Выражение ее лица сказало, что она вполне серьезно. А это печально, очень, потому что название просто ужасное.
— Это что, типа, твои мемуары или что-то в этом роде?
— Будут ими, — ответила она, садясь на кровать. — Но я, понятное дело, не смогу их написать, пока люди не узнают, что мы на самом деле существуем.
— Таким образом, они не посчитают это фантастикой?
— Именно, — ответила она, наведя на меня свою ручку. — Но дело не в этом. Мы займемся кое-чем веселым, Паркер. Мы напишем список.
— Это, должно быть, самая скучная идея, которую я когда-либо слышала. Список чего?
— Просто, ну, знаешь, всякого-разного. — Словно в доказательство своей точки зрения, Скаут открыла блокнот и написала «СПИСОК» большими заглавными буквами в верхней части первой страницы. — Это будет похоже на наш памятный альбом слов. Ну, знаешь, вместо того, чтобы хранить отрывные талоны, ленты выпускников и дерьмо вроде этого, у нас будет этот список всех наших воспоминаний и тому подобного. Догоняешь?
На самом деле, не очень, но мне понравилась идея иметь памятный альбом для нас двоих. Не уверена, что мне очень хочется помнить о моем жизненном опыте в средней школе — и я вряд ли забуду жизнь в качестве Адепта — но это будет только для меня и Скаут. Что-то, о чем можно будет вспомнить в старости… если мы проживем так долго.

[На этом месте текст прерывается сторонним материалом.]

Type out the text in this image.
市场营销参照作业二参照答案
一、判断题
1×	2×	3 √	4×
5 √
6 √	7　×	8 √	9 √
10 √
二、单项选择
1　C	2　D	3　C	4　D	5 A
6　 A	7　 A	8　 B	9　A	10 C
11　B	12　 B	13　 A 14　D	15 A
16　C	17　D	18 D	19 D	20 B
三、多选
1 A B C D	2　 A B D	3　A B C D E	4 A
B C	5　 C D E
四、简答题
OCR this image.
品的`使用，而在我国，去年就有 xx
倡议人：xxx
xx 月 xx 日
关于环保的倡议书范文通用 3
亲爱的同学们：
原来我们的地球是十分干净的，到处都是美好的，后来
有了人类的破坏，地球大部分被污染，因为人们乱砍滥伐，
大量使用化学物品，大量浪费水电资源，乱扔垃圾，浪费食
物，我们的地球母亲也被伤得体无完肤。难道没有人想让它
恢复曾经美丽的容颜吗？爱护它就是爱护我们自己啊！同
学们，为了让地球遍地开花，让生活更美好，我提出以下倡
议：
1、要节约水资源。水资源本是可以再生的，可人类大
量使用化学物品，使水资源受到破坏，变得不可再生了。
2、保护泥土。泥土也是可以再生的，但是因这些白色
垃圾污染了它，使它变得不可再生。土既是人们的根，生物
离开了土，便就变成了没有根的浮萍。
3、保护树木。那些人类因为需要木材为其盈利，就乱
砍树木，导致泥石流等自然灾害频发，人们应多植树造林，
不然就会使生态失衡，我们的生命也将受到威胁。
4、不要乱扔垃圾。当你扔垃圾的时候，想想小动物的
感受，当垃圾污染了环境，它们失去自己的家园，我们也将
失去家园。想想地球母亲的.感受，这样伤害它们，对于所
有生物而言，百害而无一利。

— Хорошо, — произнесла я. — Давай попробуем составить этот список. Что ты хочешь в него внести?
Она постучала ручкой по подбородку.
— Думаю, первое, что в него войдет, должно быть чем-то значительным, понимаешь? Что-то, о чем мы обязательно вспомним позже.
— Магия огня? Звездная компашка? Жнецы?
— Все это подходит, но это настолько… банально. Для нас, я имею в виду. Но… нам нужно что-то покруче. Что-то получше.
— Оборотень? Убежище? Анклав?
Она покачала головой.
— Слишком специфично.
— Знаешь, я уже придумала название тому, чем мы ежедневно занимаемся. Сейчас я начну перечислять существительные в алфавитном порядке. Муравьед. Антилопа. Архитектура. Лавина[39]. Останови меня, когда что-то навеет.
Должно быть, она что-то придумала, потому что начала яростно записывать. И когда она наконец показала мне страницу, там было перечислено все, что я упомянула. Но в верхней части списка ее корявым почерком было написано несколько простых слов, которые много значили:
«Лучшие подруги».
Я прикусила губу, чтобы снова не разразиться слезами.
— Хороший выбор, Грин.
— Знаю, — тихо ответила она. — Но в этом вся суть, верно? А теперь, — произнесла она, постукивая по бумаге, — давай займемся Адептами.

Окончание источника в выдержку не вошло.